Ani DiFranco on Ani DiFranco

“No Walls and the Recurring Dream,” a new memoir by Ani DiFranco.

Ani DiFranco was just 19 years old when she started her own record label, Righteous Babe Records.

It was just a means to distribute her own music on her own terms, at first. “It was just on cassette in 1990,” DiFranco says. “And from that moment on, people came and found me. I was playing in cafes and coffee houses and student union cafeteria halls, but somehow even way back in the day there would be at least one or two or five people, mostly young women, who would come far to connect with the person who had made that tape. I started to find my tribe.”

Over the course of the ’90s, as DiFranco traversed first the country and then the globe, her audience out on the road and her business back at home in Buffalo, New York, grew. Her music and honest, sometimes brutal, lyrics that spoke to women’s nuanced and complicated lives in a world run by men hit to the core for her fans. These fans would become DiFranco’s tribe, yes, but some of them would grow more hungry and demanding of not only DiFranco the performer, but of DiFranco the person as well.

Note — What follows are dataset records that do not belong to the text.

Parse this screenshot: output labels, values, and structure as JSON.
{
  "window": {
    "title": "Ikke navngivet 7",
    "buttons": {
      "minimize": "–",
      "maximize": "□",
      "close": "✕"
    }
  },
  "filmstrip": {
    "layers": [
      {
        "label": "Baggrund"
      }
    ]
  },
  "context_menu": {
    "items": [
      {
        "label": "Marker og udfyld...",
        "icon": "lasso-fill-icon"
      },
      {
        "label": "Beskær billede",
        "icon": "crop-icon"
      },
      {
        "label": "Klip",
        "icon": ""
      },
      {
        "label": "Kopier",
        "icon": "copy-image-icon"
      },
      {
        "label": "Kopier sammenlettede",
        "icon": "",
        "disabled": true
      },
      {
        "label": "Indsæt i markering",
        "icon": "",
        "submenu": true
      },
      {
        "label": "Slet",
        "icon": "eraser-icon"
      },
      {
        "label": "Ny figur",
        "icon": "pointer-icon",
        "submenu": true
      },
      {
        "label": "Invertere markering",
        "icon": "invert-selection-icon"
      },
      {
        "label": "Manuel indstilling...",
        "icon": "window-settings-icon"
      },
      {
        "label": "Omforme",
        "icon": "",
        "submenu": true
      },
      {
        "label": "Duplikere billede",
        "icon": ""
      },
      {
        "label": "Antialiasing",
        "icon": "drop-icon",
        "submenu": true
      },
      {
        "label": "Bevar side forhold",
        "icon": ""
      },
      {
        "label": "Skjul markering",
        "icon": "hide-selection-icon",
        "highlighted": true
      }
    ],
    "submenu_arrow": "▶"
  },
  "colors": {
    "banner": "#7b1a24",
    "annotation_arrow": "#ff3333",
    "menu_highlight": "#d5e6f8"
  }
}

“The thing about fanatics is,” DiFranco writes in her memoir “No Walls and the Recurring Dream,” “it’s often the ones that love you the most that will turn and stick a knife right through you when you piss them off or disappoint them in some way.”

DiFranco shares the sometimes complicated, sometimes rewarding relationship she has had with her often-fervent fans and what it means to look back and close the door on this frenetic time in her life.

“Talking about my experiences as a female was sort of startling to people,” she says of those early days. “People kind of recoiled from it. A lot of people dubbed me as angry, militant. But there was also a lot of women who just came out of the woodwork to say, ‘me too.’”

Ani DiFranco’s memoir, “No Walls and the Recurring Dream,” is available May 7.